Na ausência de guarda redes a equipa dos "operários" fez alinhar à baliza Kurenkov, defesa do Zenit que em 1944 levantaria a Taça da União Soviética. Mas em 1942 pouco importava. Era o jogo, muito mais do que o resultado, o aspecto verdadeiramente importante na vida de uma cidade cercada e submetida a violências que poucos povos enfrentaram ao longo da história da humanidade.
Sobre o jogo escreveria N. Svetlov, ex-jogador do Dynamo:
"Nunca esquecerei o dia em que ouvi um relato a partir do Estádio do Dynamo quando me encontrava nas trincheiras do pântano de Sinyavinsky, a apenas 500 metros dos alemães. A princípio não acreditei e corri até ao operador de rádio que me confirmou: estavam mesmo a jogar futebol. O que isso fez pelos combatentes! A melhoria na moral foi tão grande que se nesse momento tivesse sido dada ordem para atacar os alemães nas suas trincheiras eles teriam sofrido bastante!"

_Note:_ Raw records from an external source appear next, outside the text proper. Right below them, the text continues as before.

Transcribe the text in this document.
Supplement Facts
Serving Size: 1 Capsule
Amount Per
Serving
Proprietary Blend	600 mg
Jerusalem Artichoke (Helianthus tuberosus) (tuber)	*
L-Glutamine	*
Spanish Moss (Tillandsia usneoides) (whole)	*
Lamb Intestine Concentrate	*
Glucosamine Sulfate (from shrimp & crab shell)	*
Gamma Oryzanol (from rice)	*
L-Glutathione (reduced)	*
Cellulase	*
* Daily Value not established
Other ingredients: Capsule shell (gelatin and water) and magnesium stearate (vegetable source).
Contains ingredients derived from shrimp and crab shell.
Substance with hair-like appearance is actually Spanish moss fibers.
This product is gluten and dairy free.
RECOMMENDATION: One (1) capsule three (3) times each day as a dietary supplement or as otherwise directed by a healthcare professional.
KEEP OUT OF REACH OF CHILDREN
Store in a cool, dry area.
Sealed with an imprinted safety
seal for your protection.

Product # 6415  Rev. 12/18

O futebol é pródigo em contradições. Se em tempos de paz assume por vezes a função de anestesia que acalma e reprime as justas reivindações dos pobres e dos humildes, em tempo de guerra pode aparecer aos olhos dos combatentes como uma réstia de esperança, como um sinal de que melhores dias poderão chegar.
Foi assim em Maio de 42, na cidade heróica de Leninegrado.